Getting myself sorted enough to have clarity to know where I am in the repeating pattern and to let go of the expectation that if I just do some magic thing right, this will never occur again. When I feel like this, I have to learn how not to jump on myself. That’s a vestigial left over from childhood. Smarten up, straighten up, toughen up, instead of listen with compassion, and give yourself love and slack enough to grow how you need to. And flow when you will.
Workoholic that I am, it’s not as if I’m at risk for becoming a lazy bum.
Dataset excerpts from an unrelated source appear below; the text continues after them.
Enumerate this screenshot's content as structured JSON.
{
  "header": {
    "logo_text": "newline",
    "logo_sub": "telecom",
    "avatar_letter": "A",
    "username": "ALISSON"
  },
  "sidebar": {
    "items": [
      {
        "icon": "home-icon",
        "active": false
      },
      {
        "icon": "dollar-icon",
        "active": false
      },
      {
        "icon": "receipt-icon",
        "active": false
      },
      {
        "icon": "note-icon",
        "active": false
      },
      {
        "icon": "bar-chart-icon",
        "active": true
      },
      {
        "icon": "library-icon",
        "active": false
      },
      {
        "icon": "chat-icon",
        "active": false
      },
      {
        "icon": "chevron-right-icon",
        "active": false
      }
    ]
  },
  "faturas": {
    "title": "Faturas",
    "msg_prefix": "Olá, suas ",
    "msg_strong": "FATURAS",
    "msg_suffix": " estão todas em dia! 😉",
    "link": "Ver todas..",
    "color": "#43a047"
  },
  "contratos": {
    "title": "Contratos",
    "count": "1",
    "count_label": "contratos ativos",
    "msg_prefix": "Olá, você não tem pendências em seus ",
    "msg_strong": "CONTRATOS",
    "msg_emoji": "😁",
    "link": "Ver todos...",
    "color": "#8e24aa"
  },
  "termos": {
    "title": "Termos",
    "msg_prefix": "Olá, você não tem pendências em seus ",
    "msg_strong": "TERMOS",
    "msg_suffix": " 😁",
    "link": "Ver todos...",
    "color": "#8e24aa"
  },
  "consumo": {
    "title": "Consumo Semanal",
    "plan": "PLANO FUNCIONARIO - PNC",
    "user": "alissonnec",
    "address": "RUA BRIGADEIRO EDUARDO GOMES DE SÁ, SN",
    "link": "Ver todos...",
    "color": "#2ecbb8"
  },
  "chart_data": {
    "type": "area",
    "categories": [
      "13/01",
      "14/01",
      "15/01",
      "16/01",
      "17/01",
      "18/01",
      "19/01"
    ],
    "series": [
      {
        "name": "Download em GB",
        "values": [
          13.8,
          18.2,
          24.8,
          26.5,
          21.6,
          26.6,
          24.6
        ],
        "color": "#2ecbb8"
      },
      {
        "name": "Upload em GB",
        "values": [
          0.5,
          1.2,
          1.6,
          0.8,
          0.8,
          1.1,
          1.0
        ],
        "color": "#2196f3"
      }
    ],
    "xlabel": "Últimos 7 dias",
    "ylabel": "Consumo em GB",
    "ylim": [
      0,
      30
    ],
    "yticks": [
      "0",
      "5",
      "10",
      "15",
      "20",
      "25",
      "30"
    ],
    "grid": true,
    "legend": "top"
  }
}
I can give myself permission for downtime, even at inconvenient times.
Storm systems of the body make a tremendous noise but because I can write it’s a sign of the relenting of rain.
you can’t judge a day by its start but when your first awareness is a crusty eye and suspect that cat slept on your head…
but at least the night before when reaching for anti-histimines in bleary hours reached the nighttimes not the daytime one like last time…
and when your first semi-conscious act is to itch your stomach, which the wired cat takes as a pounce invitation, and brings you fully awake with her fully body weight on bladder…
or when you go to use the waterpik and hit a tickly bit and laugh and spray that jet all over the bathroom…
or when you get rambunctious, heady with being able to point your arm at 12 o’clock without leaning the body for the first time in a year and a half…so lift up hubby for a swing and feel a pop in the shoulder that may mean nothing…seems to mean nothing…the small victory of not hurting your fool self…
and when you go to say “that’s rob gesturing” and for reasons known only to the arm, demonstrate “gesturing” and knock the juice box and pizza box clear flying off the sofa, but the lid was on and the pizza was gone…
and when deseeding tiny hot peppers and saying to yourself, do not lick your fingers, do not lick your fingers, donolickyorfinger until it becomes sound and then I lick my fingers…
and well, it’s just that Irish blessing, live in interesting times.
for all that, there’s a laugh track.
and among all the unexpected there are small victories like finishing a bottle of shampoo to declutter the bathroom by one bottle. one bottle = one battle.
and to have searched in 6 stores for combs and only find bulk packs of huge ones but finally secure a wee black comb to replace the one lost when travelling.
and you found that mislaid book just where you left it, used as a bookmark in another book.
and among all that, there’s the closest we come to holiness, the company of friends who are saddened at your sadness and cheer at your small yays and who share the narratives of their days.